Taurus April 20 - May 20
You are a pawn in the great chess game of life.
Unfortunately, this week's chess game seems to be played by a three year old, who just sits there at the board and sucks on the pieces.
Leo July 23 - August 22
You are the topic of conversation round the water cooler this week.
Therefore, try and do as many things as possible that don't require photographic evidence to properly illustrate.
Virgo August 23 - September 22
Like Natty Bumppo before you, you must head out West, out to the new frontier.
Or you could just stay home and sort of hang out, which is probably what good old Natty should have done.
Gemini May 21 - June 20
Your neighbours are convinced that you won't go gentle into that soft night, don't you worry.
The damn drumming you do every evening around 9p.m.ish has them certain.
They may try and kill you in your sleep, however.
Capricorn December 22 - January 19
Strangely enough, you're still a loaf of rye bread this week.
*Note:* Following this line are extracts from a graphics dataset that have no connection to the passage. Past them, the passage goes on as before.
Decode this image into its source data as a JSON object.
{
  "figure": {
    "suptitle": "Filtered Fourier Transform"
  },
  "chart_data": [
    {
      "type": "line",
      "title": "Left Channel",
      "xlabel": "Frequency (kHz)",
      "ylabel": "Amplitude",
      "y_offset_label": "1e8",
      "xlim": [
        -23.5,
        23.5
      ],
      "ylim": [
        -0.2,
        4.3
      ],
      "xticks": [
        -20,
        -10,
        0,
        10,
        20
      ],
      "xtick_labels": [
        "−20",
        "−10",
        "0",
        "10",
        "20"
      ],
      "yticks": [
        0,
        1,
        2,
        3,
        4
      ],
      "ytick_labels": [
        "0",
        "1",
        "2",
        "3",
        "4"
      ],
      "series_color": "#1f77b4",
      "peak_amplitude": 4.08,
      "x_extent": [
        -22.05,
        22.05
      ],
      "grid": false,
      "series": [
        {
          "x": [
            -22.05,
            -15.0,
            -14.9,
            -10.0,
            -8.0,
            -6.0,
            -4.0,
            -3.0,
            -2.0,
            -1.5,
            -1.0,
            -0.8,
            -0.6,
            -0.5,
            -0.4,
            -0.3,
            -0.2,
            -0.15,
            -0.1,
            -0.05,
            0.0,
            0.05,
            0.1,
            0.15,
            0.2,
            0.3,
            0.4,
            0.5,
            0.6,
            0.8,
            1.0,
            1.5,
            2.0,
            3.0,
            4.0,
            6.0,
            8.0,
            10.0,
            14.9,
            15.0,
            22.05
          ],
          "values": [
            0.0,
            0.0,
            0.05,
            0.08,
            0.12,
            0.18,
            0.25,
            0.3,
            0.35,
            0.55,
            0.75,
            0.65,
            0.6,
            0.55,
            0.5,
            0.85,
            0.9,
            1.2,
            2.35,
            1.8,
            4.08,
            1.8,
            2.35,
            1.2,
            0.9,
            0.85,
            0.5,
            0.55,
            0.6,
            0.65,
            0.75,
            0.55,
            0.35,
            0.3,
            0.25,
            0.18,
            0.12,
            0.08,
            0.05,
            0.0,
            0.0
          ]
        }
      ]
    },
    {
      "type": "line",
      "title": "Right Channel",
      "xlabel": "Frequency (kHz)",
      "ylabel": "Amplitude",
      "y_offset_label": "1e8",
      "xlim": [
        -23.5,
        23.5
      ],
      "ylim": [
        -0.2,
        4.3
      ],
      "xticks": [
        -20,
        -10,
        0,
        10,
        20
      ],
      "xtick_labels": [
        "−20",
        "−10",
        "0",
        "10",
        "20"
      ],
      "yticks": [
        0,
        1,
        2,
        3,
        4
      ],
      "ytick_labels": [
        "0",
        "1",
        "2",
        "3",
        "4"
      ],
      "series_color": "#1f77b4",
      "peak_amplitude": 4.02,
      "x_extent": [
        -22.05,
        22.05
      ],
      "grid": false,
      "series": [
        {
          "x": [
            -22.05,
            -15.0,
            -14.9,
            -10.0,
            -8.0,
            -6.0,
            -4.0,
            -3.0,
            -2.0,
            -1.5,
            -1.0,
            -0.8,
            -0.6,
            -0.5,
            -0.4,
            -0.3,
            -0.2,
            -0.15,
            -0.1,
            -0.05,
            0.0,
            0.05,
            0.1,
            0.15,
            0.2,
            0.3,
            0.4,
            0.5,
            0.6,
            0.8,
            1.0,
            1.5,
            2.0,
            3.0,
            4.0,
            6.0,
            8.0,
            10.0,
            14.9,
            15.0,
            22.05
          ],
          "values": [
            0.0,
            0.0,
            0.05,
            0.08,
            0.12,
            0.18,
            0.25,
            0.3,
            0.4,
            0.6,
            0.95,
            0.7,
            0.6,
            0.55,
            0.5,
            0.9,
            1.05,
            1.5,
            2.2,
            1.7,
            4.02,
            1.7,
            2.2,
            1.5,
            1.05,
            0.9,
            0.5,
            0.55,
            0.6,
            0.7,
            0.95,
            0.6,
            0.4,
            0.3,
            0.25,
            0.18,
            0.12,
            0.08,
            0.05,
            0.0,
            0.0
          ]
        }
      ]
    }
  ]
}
The worst of it comes when a group of bakers begin chasing you when you're out shopping in the market this weekend.
Cancer June 21 - July 22
Turkey, you will have turkey for dinner on Monday night.
You also have a pig in your hair.
This may be a metaphorical pig, maybe like something you'd been doing was the equivalent of pigs flying and one couldn't quite cut it and landed in your hair, I don't know, man, I'm just the messenger, don't blame me.
At any rate, pig, in your hair. Thus goes your week.
Pisces February 19 - March 20
Your new pet chinchilla, embarrassingly, gets stuck to your doorpost with your new denture cream.
You know it's difficult adjusting to new things, but this is ridiculous, you think, when you have to refit a doorbell on the other doorpost so people don't have to risk getting their fingers bitten when they ring round.
Aries March 21 - April 19
Your slave master makes you sign comic books with the artist's signature for twenty hours of the day.
The remaining four, you're told, are for your leisure, but should be concentrated on comic book related pursuits, to help further your career.
When you point out that you're a slave, the slave master grants you that, and promises to take that on board.
Libra September 23 - October 22
You're very short.
This will have an impact on your performance review when you, you know, get that whole final judgment thing.
Scorpio October 23 - November 21
If your horoscope were a biscuit, your horoscope would be nothing, because you don't have one.
Sagittarius November 22 - December 21
Blue is your favourite colour this week.
Do not take mermaids wearing heels lightly.
Aquarius January 20 - February 18
You will find Fame and Fortune this week.
Unfortunately, it's got someone's gum stuck all over it.
Luckily, that gum is yours!
Unfortunately, no shoppe will take payment in Fame and Fortune with gum stuck all to it.